El Observatorio Español contra la LGTBfobia denuncia al Barcelona por insultos homófobos https://t.co/Jq0MPn3gI4
- StopLGBTfobia (@StopLGBTfobia) April 4, 2016
Ramirez claimed that Ronaldo was regularly the subject of anti-gay abuse and insinuations, from opposition fans and also journalists who attempt to insult and denigrate the Portugal captain.
"For months, Ronaldo is the continuous object of insults and malintentioned rumours in the tabloid and sensationalist press, but also from sports reporters, players and fans of rival teams, with the goal of humiliating, offending and denigrating a great player," he said.
"It is evident that the use of sexual orientation as a weapon has the objective of insulting and degrading. In the past this happened with other players who were harassed and insulted in the same way, like [former Barca player and coach Pep] Guardiola and [ex-Madrid midfielders] Guti and Michel.
"Neither then nor now has there been action to end this stain on the sport. It is necessary to clarify that homophobia does not necessarily mean that the individuals who suffer it are homosexuals. Rather that other people believe they are, or use it to insult, harass and humiliate."

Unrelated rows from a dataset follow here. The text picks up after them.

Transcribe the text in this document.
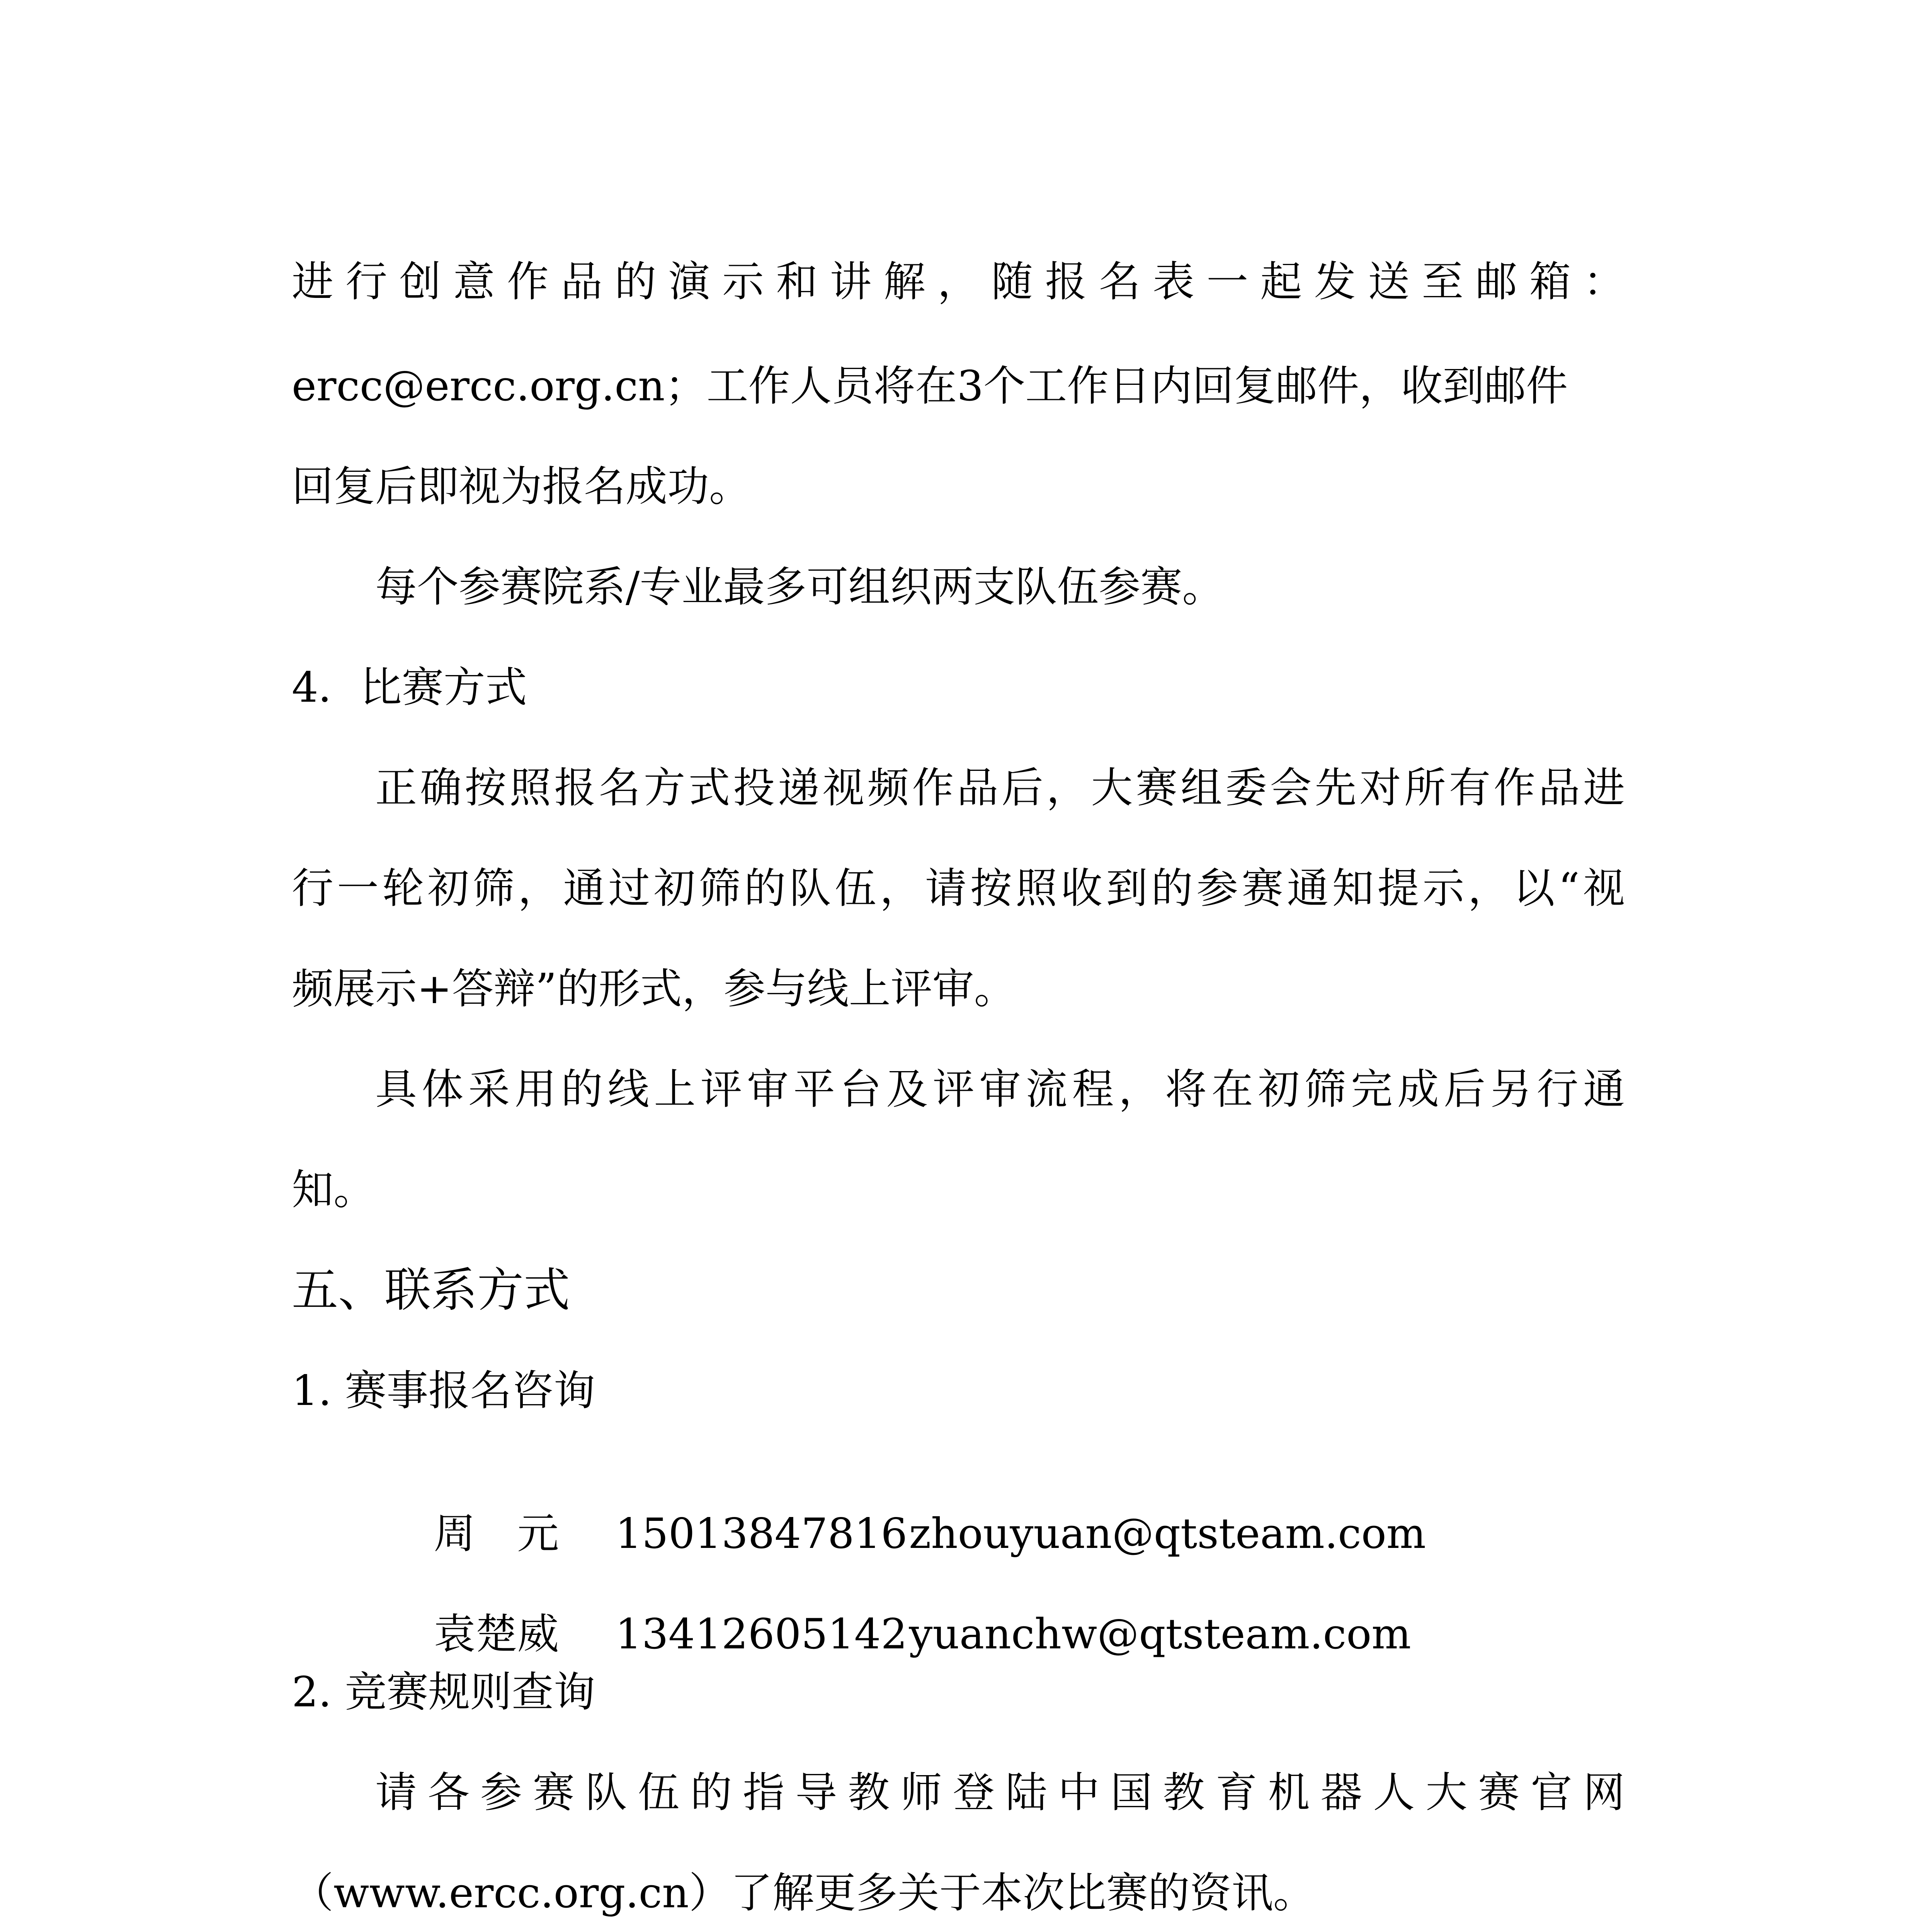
进行创意作品的演示和讲解，随报名表一起发送至邮箱：

ercc@ercc.org.cn；工作人员将在3个工作日内回复邮件，收到邮件

回复后即视为报名成功。

每个参赛院系/专业最多可组织两支队伍参赛。

4．比赛方式

正确按照报名方式投递视频作品后，大赛组委会先对所有作品进

行一轮初筛，通过初筛的队伍，请按照收到的参赛通知提示，以“视

频展示+答辩”的形式，参与线上评审。

具体采用的线上评审平台及评审流程，将在初筛完成后另行通

知。

五、联系方式

1. 赛事报名咨询

周　元 15013847816zhouyuan@qtsteam.com

袁楚威 13412605142yuanchw@qtsteam.com

2. 竞赛规则查询

请各参赛队伍的指导教师登陆中国教育机器人大赛官网

（www.ercc.org.cn）了解更多关于本次比赛的资讯。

Spain's Anti-Violence Commission in Sport was established in 2007 to deal with problems of xenophobia, racism and intolerance, and in recent years has started to punish individuals who make racist chants or gesture during games.
La Liga formally denounced Madrid fans who chanted "Messi subnormal" at the Estadio Santiago Bernabeu in last November's Clasico, and also Barcelona fans who sang "Cristiano is a drunk" during a game against Levante at the Camp Nou in February 2015.
StopLGBTfobia says the authorities have not even acknowledged that anti-gay abuse is an actual problem in football.
"It is incomprehensible that there is a double standard when it comes to intolerance in sport," Ramirez said. "Action is taken quickly in cases of racism or xenophobia, but the biggest intolerance at this moment in football is homophobia, and this is being ignored.
"It is worrying that the word homophobia does not explicitly appear in the name of the anti-violence commission, as if it were shameful to name it and compare it to other forms of violence and intolerance, and is more comfortable for some people to camouflage it within the general name of intolerance."
The statement also talks of the case of openly gay referee Jesus Tomillero, 21, who has suffered anti-gay abuse while taking charge of youth games, and who it is claimed was warned recently by the refereeing authorities after talking to the media.